Menurut Bannon, keran imigrasi perlu ditutup sama sekali, baik buat pekerja terampil maupun rendahan. Warga negara-negara Muslim memikul beban tambahan sebab AS sedang berperang untuk menyelamatkan "Barat Yudeo-Kristen". Di Vatikan, Bannon bersitegas bahwa "setiap hari kita menghindar dari pengertian realitas perang ini, skala dan kejamnya, adalah hari yang nanti kita pasti sesalkan."

Jeffrey Sessions adalah senator pertama dari Partai Republik yang mendukung Trump. Selama kampanye, ia tak pernah goyang, meski terungkap dalam sebuah video bahwa Trump suka meraba alat kelamin perempuan tanpa izin. Sessions berasal dari Alabama, daerah dengan ekonomi terbelakang dan masyarakat putih yang punya reputasi rasis. Banyak konstituennya menganut agama Kristen konservatif, tempat perempuan diajak untuk menjadi ibu rumah tangga yang baik ketimbang bekerja di luar.

Kini Sessions dianggap intellectual godfather, autor intelektual, tindakan-tindakan keras Trump. Menurut sebuah analisis berbobot di The Washington Post, ideologi Sessions dilandasi visceral aversion, penolakan bawaan, kepada globalisme tanpa jiwa.

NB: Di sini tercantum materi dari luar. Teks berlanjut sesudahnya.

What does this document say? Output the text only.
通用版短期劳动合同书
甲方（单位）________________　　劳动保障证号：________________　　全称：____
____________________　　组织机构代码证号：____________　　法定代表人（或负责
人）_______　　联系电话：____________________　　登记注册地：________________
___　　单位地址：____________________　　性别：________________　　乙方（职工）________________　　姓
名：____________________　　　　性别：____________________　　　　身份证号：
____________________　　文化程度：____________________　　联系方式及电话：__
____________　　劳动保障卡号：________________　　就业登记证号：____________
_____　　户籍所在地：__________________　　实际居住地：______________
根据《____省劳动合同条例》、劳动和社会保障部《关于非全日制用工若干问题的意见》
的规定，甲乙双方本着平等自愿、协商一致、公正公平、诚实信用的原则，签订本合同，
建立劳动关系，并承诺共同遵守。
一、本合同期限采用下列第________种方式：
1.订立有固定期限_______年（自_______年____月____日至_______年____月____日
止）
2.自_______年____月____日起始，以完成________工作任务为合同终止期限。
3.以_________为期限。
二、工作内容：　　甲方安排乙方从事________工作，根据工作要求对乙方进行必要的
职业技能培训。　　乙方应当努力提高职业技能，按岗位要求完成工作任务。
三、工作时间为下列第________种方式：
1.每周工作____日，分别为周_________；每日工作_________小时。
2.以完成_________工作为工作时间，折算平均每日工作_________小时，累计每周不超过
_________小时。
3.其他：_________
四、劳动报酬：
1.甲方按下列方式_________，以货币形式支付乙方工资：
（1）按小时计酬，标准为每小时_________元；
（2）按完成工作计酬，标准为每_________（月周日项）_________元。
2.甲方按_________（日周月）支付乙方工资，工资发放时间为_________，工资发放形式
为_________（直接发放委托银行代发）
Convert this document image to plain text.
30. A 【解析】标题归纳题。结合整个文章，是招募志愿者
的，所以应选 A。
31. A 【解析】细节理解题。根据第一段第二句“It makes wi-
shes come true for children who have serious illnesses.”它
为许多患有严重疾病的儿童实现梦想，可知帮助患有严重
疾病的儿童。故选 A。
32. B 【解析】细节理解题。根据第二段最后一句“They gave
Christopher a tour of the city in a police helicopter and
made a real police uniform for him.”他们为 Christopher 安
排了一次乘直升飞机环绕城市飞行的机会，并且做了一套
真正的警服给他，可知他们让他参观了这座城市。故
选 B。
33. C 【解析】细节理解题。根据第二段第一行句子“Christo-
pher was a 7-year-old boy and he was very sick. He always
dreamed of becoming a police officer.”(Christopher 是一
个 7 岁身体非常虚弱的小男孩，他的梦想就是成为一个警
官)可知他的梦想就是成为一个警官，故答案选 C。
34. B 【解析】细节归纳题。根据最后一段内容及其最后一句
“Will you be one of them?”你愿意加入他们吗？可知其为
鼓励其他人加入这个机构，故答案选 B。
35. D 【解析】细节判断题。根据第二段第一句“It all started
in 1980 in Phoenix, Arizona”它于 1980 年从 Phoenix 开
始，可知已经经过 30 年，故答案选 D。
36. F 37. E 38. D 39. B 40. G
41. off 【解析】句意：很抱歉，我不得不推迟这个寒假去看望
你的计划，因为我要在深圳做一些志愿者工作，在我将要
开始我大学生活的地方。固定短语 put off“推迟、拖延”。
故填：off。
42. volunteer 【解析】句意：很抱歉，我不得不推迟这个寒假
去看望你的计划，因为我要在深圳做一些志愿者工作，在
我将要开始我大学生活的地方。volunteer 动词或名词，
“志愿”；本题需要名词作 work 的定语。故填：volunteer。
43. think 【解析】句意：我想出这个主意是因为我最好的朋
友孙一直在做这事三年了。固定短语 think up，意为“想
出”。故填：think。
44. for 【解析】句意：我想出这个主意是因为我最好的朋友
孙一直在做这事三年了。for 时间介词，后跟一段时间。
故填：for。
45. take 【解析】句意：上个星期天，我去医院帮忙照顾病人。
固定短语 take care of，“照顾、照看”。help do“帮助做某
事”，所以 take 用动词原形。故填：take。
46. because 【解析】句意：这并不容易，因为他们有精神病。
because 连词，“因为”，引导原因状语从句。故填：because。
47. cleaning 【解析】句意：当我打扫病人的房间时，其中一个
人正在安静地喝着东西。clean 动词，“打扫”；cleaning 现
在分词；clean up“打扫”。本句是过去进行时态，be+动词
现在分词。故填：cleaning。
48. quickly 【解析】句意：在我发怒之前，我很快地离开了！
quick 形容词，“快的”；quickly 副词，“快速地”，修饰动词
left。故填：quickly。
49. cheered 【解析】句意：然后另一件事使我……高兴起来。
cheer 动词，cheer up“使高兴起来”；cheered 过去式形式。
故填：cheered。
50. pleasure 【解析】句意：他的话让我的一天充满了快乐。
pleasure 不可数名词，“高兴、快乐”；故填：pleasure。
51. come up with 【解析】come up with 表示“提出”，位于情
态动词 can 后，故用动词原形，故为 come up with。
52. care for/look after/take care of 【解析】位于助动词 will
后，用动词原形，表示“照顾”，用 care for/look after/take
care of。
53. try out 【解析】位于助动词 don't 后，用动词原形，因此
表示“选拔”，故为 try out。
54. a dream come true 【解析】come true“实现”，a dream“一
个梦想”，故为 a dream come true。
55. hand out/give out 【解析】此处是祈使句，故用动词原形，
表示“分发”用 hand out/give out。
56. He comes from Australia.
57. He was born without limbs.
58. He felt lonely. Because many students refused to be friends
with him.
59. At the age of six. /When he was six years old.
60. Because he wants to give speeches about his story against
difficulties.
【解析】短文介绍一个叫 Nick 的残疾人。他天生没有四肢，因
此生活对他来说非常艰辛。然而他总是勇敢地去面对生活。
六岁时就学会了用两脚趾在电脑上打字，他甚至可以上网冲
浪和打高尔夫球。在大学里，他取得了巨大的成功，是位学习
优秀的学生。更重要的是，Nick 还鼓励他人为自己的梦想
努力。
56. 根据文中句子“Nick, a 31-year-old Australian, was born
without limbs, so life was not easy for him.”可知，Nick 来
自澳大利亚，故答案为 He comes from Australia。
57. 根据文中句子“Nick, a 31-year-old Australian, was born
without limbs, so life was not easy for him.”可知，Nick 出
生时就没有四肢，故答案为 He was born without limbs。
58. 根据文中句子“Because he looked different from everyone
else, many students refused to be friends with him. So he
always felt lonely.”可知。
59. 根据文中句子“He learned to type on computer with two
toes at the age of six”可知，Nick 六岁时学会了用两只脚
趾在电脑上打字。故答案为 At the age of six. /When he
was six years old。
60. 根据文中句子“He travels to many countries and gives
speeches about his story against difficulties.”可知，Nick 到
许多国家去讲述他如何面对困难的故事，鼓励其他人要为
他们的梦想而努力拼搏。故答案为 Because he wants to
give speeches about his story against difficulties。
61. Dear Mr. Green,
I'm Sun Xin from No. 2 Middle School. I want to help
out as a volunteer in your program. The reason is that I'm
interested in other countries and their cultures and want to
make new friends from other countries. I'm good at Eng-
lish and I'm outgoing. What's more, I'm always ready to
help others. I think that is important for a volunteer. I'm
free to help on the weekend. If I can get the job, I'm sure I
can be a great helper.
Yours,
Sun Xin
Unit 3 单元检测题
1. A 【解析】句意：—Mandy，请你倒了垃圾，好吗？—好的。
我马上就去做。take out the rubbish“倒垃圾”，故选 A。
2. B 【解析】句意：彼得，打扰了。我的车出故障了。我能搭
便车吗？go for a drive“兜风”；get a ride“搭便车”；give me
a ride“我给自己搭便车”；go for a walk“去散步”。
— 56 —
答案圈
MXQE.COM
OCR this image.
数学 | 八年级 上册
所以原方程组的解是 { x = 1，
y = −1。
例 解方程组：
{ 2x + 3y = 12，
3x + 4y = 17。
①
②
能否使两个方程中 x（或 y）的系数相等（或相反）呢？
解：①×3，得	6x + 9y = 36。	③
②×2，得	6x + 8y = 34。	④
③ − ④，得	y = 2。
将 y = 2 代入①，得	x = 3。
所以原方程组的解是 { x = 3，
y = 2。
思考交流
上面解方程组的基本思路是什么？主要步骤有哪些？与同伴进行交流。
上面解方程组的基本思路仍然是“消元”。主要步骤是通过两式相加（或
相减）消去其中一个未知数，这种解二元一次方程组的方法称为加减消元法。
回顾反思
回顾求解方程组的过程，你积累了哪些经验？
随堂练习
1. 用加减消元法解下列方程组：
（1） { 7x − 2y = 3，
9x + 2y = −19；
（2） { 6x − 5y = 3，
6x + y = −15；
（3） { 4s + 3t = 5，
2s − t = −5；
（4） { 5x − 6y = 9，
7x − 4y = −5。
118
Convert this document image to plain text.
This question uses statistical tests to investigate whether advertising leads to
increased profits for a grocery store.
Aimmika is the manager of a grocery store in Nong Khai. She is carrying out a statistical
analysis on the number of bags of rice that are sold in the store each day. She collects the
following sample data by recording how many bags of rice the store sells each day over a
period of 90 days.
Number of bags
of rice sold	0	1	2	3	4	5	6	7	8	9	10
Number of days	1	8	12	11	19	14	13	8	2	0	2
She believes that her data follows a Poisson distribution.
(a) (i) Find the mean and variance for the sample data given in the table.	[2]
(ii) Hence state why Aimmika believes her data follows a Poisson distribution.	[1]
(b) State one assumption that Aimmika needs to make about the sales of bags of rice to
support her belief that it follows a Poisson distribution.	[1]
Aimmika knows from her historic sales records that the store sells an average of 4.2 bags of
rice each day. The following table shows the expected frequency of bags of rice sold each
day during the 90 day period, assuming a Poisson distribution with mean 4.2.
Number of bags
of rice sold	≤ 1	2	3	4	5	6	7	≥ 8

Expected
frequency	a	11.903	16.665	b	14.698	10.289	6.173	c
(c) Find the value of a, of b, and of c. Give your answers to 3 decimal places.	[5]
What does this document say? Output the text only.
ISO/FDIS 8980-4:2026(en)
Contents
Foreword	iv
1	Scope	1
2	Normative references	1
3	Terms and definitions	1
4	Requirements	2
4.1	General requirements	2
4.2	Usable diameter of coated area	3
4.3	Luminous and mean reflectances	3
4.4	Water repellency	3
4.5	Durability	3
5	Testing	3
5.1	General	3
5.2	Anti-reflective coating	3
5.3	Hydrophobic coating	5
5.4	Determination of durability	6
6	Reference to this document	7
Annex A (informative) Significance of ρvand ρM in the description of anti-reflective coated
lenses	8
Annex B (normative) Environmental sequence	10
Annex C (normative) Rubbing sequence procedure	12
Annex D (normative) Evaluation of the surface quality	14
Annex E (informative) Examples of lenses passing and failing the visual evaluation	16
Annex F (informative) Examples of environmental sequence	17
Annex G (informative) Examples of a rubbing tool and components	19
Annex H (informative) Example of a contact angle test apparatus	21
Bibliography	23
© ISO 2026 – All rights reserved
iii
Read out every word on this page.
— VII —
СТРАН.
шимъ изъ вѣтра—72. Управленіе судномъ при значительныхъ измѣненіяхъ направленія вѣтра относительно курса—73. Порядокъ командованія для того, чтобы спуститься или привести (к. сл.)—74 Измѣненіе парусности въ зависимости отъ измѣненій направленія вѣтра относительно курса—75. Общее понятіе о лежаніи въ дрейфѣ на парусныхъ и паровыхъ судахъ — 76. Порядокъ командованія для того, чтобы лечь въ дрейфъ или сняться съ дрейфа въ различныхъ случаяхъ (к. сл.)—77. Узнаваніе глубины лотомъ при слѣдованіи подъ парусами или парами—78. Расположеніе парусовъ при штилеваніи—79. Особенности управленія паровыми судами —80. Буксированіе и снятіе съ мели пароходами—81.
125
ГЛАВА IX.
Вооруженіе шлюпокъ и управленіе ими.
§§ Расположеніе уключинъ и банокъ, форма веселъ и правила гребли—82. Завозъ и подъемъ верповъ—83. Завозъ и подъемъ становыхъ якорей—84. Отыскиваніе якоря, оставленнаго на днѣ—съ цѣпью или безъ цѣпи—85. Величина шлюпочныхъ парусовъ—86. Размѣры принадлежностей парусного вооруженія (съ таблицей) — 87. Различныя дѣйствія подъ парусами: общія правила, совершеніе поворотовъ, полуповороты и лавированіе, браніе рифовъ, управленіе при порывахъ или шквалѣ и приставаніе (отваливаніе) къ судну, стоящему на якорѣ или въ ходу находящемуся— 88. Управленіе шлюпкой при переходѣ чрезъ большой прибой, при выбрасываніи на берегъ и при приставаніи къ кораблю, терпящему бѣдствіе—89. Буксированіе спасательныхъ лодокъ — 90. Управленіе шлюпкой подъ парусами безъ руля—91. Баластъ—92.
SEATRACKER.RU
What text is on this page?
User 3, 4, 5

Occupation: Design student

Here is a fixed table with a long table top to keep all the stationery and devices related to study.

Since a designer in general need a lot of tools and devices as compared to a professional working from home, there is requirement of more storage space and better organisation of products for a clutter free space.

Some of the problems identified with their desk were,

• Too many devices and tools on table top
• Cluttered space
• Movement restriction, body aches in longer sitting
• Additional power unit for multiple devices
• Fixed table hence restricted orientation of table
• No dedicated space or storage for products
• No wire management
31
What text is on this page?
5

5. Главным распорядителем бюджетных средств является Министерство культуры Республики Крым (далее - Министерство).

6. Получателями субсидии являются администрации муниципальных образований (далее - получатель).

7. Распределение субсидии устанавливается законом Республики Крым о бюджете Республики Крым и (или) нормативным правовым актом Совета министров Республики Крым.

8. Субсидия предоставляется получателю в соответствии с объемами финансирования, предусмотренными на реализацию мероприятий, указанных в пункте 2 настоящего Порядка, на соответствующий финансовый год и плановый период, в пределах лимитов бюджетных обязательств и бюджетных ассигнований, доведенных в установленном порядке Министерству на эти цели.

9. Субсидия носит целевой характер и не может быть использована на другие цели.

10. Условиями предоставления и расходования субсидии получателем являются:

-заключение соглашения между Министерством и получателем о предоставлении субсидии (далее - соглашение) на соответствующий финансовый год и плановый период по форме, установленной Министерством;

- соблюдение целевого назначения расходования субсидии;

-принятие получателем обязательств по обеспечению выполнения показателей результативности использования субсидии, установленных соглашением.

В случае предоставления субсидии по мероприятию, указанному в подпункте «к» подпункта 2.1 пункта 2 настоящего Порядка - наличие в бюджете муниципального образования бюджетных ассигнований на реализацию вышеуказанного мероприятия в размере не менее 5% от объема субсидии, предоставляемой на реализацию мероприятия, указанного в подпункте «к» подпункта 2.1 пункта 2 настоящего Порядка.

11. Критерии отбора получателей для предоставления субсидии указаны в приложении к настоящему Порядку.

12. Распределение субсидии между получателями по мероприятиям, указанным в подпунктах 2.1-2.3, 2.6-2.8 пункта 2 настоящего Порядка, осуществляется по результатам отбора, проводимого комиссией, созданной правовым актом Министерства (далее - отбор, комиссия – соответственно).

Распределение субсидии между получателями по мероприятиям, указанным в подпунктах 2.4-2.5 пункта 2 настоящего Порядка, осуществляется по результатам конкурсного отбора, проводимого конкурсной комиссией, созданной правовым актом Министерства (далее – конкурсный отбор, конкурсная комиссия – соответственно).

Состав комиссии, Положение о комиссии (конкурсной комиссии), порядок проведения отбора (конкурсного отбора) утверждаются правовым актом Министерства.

Persisnya: Sessions melawan keras perdagangan bebas, persekutuan internasional, dan imigrasi orang non-putih.

Perlu diketahui, ide-ide ini tak pernah dianut oleh mayoritas besar pemimpin Partai Republik, termasuk Presiden Ronald Reagan, George HW Bush, dan George W Bush. Hampir semua pemimpin Republik di Kongres kini mendukung kebebasan ekonomi global, jaringan aliansi militer dan politik internasional yang diciptakan secara non-partisan pasca-Perang Dunia II, serta imigrasi tanpa pembatasan berdasarkan ras. Akan tetapi, partai mereka dicaplok tahun lalu oleh Trump, yang mengaku banyak dibantu oleh kecakapan politik Sessions "yang legendaris".

Apakah kebijakan keras Trump akan dilanjutkan meski pelaksanaannya ditunda oleh hakim federal dan dikecam keras dari berbagai jurus dalam dan luar negeri? Jawaban Trump sendiri: "Percayalah kepada saya. Saya telah belajar banyak selama dua minggu terakhir, dan terorisme merupakan ancaman yang jauh lebih besar daripada pengertian umum masyarakat. Tetapi kita akan menanganinya. Kita akan menang."

Sayangnya, ketegasan itu dilandasi oleh ideologi nasionalis kanan yang dianut Flynn, Bannon, dan Sessions.